Naissance et enfance

Abdul-Rahmân al-Majdûb est né en mois de Ramadân de l'année 909 de l'hégire (1504), au village de Tît-n-Fatter, aujourd'hui Tît, un faubourg de la ville d’al-Jadida, sur la cote de la région d'Azemmour. Il y grandit, et c'était là le berceau de ses ancêtres. Puis son père sidi Abul Surûr 'Ayyad partit pour les environs de Miknâsat al-Zaytûn (Meknès) et s'établit en un lieu nommé Irruggân en 914 h (1508-09).

Ses maîtres

Abdul-Rahmân al-Majdûb partit à Fès où il étudia chez les grands savants de l’époque. Puis adopta le soufisme. Les quartes maîtres de sidi Abdul-Rahmân sont : Ali as-Sanhâji, Abû Rawâîn, Saïd al-Mashtara'i et' Omar al-Khattâb, tous d'une façon ou d'une autre, se rattachaient à la Shadhûliyya soit par un isnâd remontant au maître Zarrûq, soit par un isnâd remontant, par le maître al-Tabba', à al-Jazûlî. Cependant après la mort de sidi Ali as-Sanhâji, sidi Abdul-Rahmân continuait à rendre visite à ses autres maîtres, en tirait bénédiction et instructions, ne négligeant pas les devoirs de considération qui leur étaient dus. C'est ainsi qu'il reçut l'apprentissage du dépouillement de la volonté propre (salb al-irâda) de son maitre Omar al-Khattâb. Mais c'est auprès d’Ali as-Sanhâji ad-Dawwâr, qui fut son premier maître, que sidi Abdul-Rahmân fut enfanté spirituellement et reçut les grâces spirituelles (l'héritage initiatique).

Son enfantement spirituel

L’enfantement spirituel d’al-Majdûb par le maître Ali as-Sanhâji ad-Dawwâr, et sa confirmation dans l’état « mystique », se produisirent dans le monde caché : il reçut cet état de l’âme même du maître, en son absence physique.

Il resta alors, une année durant, à crier : « Allâh ! Allâh ! » Ne sachant pas ou était son compagnon, ni ou se dirriger pour le retrouver. Et lorsqu’il le rencontra à Fès, il le reconnut. Lorsqu’il eut rencontré son maître, il vît, dans le monde caché, que celui-ci l’élevait de son nombril sur son doigt ; et voici que les « gens de Dieu » étaient réunis ; et le maître Ali as-Sanhâji ad-Dawwâr leur disait : « celui qui m’aime, qu’il donne à celui-ci ! »

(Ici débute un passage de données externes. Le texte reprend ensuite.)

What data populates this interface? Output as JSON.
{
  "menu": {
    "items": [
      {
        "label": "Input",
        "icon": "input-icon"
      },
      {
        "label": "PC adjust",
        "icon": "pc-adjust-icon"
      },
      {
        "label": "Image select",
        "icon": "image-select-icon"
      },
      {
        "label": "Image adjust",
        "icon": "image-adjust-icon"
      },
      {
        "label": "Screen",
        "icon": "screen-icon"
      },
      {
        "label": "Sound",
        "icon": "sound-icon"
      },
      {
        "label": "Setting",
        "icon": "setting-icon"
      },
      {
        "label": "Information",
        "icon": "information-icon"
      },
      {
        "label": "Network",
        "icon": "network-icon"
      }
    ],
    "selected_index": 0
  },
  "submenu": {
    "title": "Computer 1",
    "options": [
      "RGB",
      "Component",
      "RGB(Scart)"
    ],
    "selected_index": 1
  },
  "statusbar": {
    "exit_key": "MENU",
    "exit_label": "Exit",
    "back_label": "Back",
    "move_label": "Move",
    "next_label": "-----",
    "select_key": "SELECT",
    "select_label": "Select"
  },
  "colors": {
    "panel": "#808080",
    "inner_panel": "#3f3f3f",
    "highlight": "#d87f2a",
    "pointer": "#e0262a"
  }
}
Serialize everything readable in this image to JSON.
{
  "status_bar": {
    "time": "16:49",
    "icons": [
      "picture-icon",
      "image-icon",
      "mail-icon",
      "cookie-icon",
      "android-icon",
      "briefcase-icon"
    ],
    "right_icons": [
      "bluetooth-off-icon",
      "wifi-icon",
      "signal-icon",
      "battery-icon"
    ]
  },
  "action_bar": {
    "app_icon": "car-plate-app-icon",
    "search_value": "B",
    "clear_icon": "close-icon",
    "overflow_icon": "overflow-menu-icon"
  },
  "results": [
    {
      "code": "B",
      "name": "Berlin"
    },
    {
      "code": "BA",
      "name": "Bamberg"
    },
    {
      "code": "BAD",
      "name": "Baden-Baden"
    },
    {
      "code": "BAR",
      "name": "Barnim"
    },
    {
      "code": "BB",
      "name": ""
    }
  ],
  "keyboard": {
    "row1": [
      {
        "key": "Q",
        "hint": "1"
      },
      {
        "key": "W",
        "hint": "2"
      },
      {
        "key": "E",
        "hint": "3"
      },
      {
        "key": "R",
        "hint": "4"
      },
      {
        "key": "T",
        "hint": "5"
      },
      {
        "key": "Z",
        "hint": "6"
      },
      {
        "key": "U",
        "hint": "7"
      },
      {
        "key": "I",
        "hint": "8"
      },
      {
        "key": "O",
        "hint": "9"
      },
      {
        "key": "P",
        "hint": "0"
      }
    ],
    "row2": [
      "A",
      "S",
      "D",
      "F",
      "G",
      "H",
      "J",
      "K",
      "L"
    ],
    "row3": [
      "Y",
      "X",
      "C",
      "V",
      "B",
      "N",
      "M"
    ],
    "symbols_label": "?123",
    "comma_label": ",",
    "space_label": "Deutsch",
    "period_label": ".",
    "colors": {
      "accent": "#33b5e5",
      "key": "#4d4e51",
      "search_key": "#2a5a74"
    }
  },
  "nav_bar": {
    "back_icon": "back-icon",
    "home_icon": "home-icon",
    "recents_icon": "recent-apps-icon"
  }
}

Cela se produisit effectivement dans le monde visible : al-Majdûb tournait de l’un à l’autre et chacun lui donnait. Certains même, le pourvoyaient ou bien faisaient de lui leur héritier sans qu’il ait à faire sa tournée chez eux.

Enfin, on ignore combien de temps al-Majdûb a passé auprès de son maître, on raconte qu’il ne l’a rencontré qu’une seule fois seulement.

L'extatique (al-Majdûb), le Malâmatî

Al-Majdûb, c'est-à-dire un illuminé, un ravi, un homme caractérisé par des états de transes extatiques (ahwâl). Le terme Majdûb finit même par le désigner de façon particulière, en même temps où, pourtant, les extatiques étaient légion.

Il entra dans cette situation relative à l'extase divine et au rapprochement amoureux comme c'est le cas pour celui qui est voulu et aimé, et que la pure sollicitude éternelle et les grâces électives poussent vers l'objet recherché comme il dit dans un des ses quatrains :

Attiré, aimé, désiré
Habitant dans la terre des hauteurs
Et ce que décréta notre Dieu fut
Dans la tête, point ne me fera effacé.


C'était un Malâmatî, c'est-à-dire un homme dont le comportement peu conformiste, voire provocateur, suscitait aussitôt l'animosité et suspicion. Nous savons qu'il eut maille à partir avec les commerçants, les notables, les clercs et le pouvoir politique de la ville d'El-Qsar. Il eut quelques démêles avec le milieu soufi, et non avec les moindres de ses représentants dans la ville puisque, selon les traditions orales, un de ses protagonistes fut un Misbâhî.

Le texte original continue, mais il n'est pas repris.